Her strictures were unnecessary. Ascending the zigzag jungle road up Ancón Hill, Pendel as usual meticulously observed the speed restrictions. At the U.S. Army checkpoint he stiffened up and pulled a gritty smile for the sentry, for by then he was halfway to being a soldier himself. Passing the groomed white villas he observed how the stencilled ranks of the occupants rose with him, and experienced a vicarious promotion on his way to heaven. And as he walked up the noble steps to the front door of Number One Quarry Heights he assumed, despite his suitcase, the peculiar American military gait that keeps the upper body on a stately course while hips and knees perform their independent functions.

But from the moment he stepped inside the house, Harry Pendel was, as always when he came here, hopelessly in love.

This was not power. This was power's prize: a proconsul's palace on a conquered foreign hill, manned by courteous Roman guards.

“Sir. The General will see you now, sir,” the sergeant informed him, depriving him of his suitcase in a single trained movement.

The glistening white hall was hung with brass plates for every general who had served here. Pendel greeted them like old friends
even while he cast round nervously for unwelcome signs of change. He need not have feared. Some unfortunate glazing of the verandah, some unsightly air conditioners. A few too many carpets. The General at an earlier stage in his career had subdued the Orient. Otherwise the house was much as Teddy Roosevelt might have found it when he came to inspect the progress of the moon shot of its day. Weightless, his own existence irrelevant, Pendel followed the sergeant through connecting halls, drawing rooms, libraries and parlours. Each window was a separate world for him: now the Canal, laden with shipping, winding grandly through the valley basin; now the layered mauve hills of forest, draped with fever mist; now the arches of the Bridge of the Americas bounding like the toils of a great sea monster across the bay, and the three far conical islands suspended from the sky.

And the birds!

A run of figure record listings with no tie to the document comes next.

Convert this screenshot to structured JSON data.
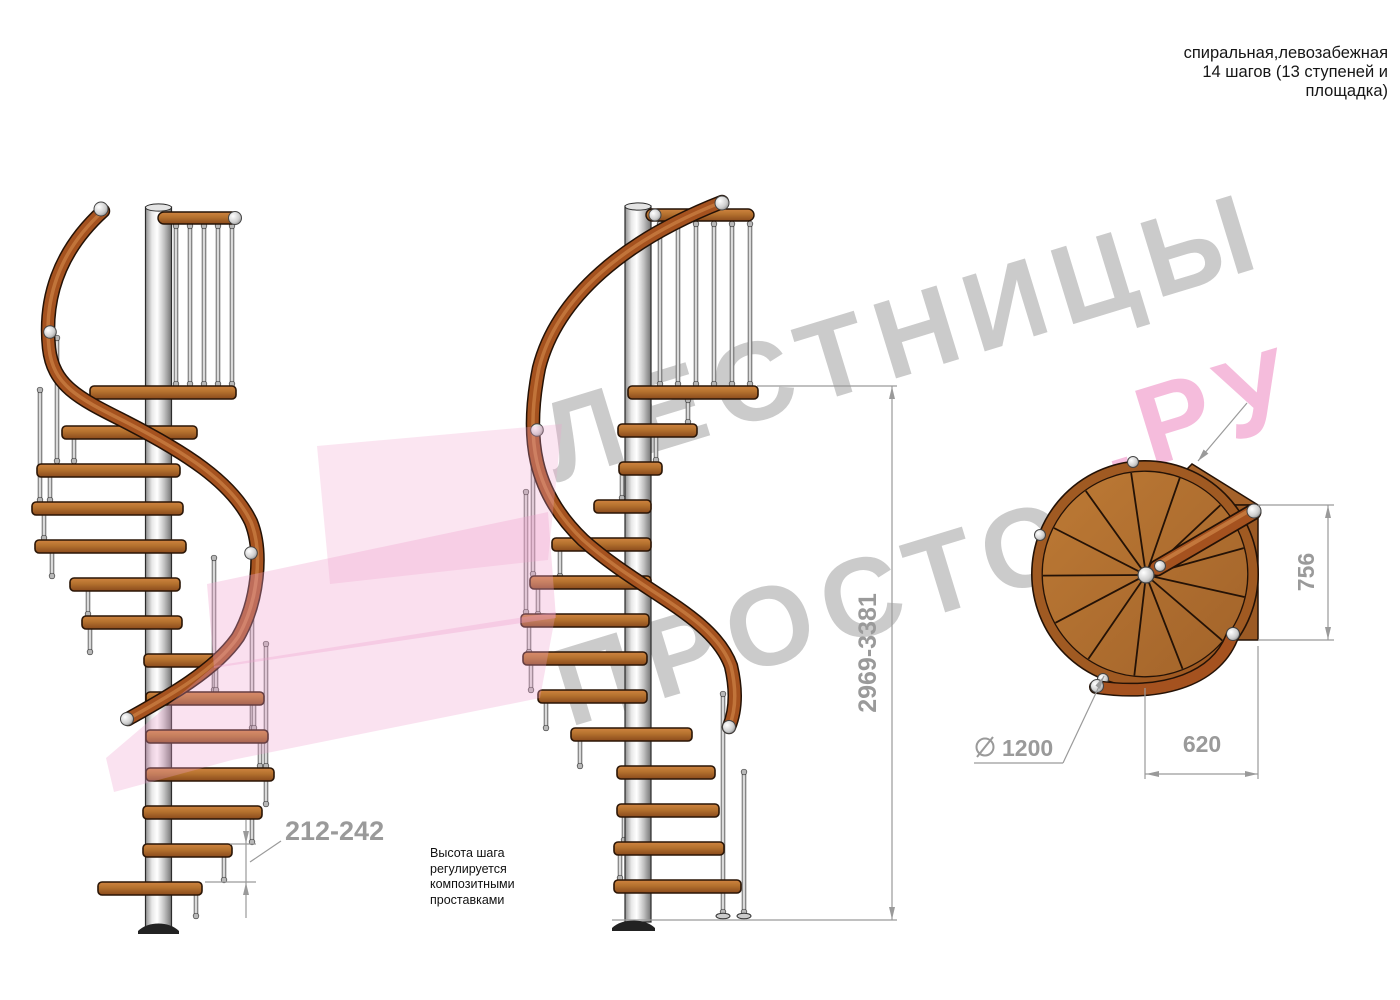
{
  "header": {
    "line1": "спиральная,левозабежная",
    "line2": "14 шагов (13 ступеней и",
    "line3": "площадка)"
  },
  "watermark": {
    "word1": "ЛЕСТНИЦЫ",
    "word2": "ПРОСТО",
    "word3": ".РУ"
  },
  "dimensions": {
    "total_height": "2969-3381",
    "step_height": "212-242",
    "diameter_value": "1200",
    "diameter_symbol": "diameter-icon",
    "platform_depth": "756",
    "platform_width": "620"
  },
  "note": {
    "line1": "Высота шага",
    "line2": "регулируется",
    "line3": "композитными",
    "line4": "проставками"
  },
  "colors": {
    "wood_mid": "#b4712e",
    "wood_dark": "#8a4a1c",
    "rail_brown": "#a5521f",
    "metal_light": "#f2f2f2",
    "metal_dark": "#8a8a8a",
    "dim_gray": "#9a9a9a",
    "label_black": "#161616",
    "watermark_gray": "#cbcbcb",
    "watermark_pink": "#f5bcdc",
    "arrow_pink": "#f0a0cc"
  }
}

The animals! On this very hill—Pendel had learned from one of Louisa's father's books—more breeds existed than in all of Europe put together. In the branches of one great oak tree, full-grown iguanas basked and pondered in the midmorning sun. From another, brown-and-white marmosets came spinning down a pole to grab themselves a bit of mango put there by the General's jolly wife. Then up the pole again, hand over hand, trampling each other for the hell of it as they scampered back to safety. And on the perfect lawn, brown
ñeques
like great hamsters loped about their business. It was yet another house where Pendel had always wanted to live.

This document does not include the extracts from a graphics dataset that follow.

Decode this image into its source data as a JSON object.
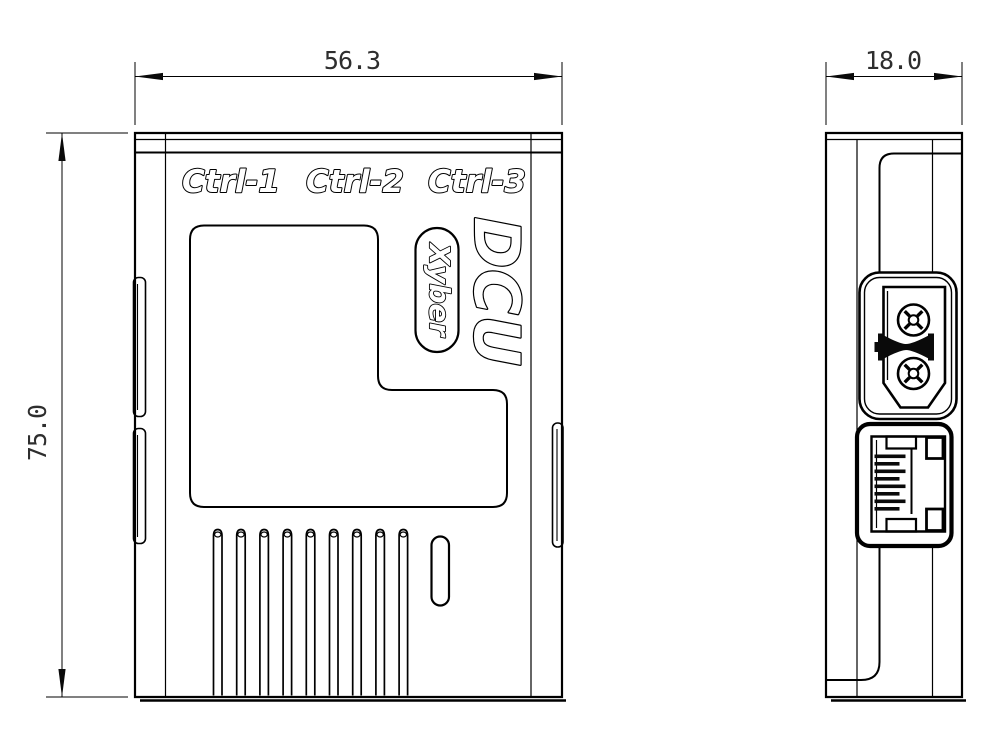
{
  "front_view": {
    "width_dim": "56.3",
    "height_dim": "75.0",
    "port_labels": [
      "Ctrl-1",
      "Ctrl-2",
      "Ctrl-3"
    ],
    "product_logo": "DCU",
    "brand_logo": "Xyber",
    "vent_slot_count": 9
  },
  "side_view": {
    "depth_dim": "18.0",
    "connectors": [
      "XT30 power connector",
      "RJ45 ethernet port"
    ]
  },
  "colors": {
    "line": "#000000",
    "dim_text": "#2e2e2e",
    "background": "#ffffff"
  }
}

The sergeant was mounting the stairs, bearing Pendel's suitcase at the port. Pendel followed him. Old prints of warriors in uniform brandishing their moustaches at him. Recruitment posters demanding his involvement in forgotten wars. In the General's study, a teak desk so brightly polished that Pendel swore he could see clean through it. But the summit of Pendel's levitation was the dressing room. Ninety years ago the finest American architectural and military minds had joined forces to create Panama's first sartorial shrine. In those days the
tropics were not kind to gentlemen's clothes. The best-cut suits could gather mildew in a night. To confine them in small spaces compounded the humidity. Therefore the inventors of the General's dressing room devised, in place of wardrobes, a tall and airy chapel with upper windows ingeniously positioned to catch each passing breeze. And within it they worked their magic in the form of a great mahogany bar slung from pulleys to raise it to the apex or lower it to ground level. The lightest touch of woman was enough. And to the bar they attached the many day suits, morning coats, dinner jackets, tail suits, ceremonial and dress uniforms of the first general to command the Heights. So that they might hang free and rotate, wafted by zephyrs captured by the windows. In the whole world Pendel knew no more rousing tribute to his art than this.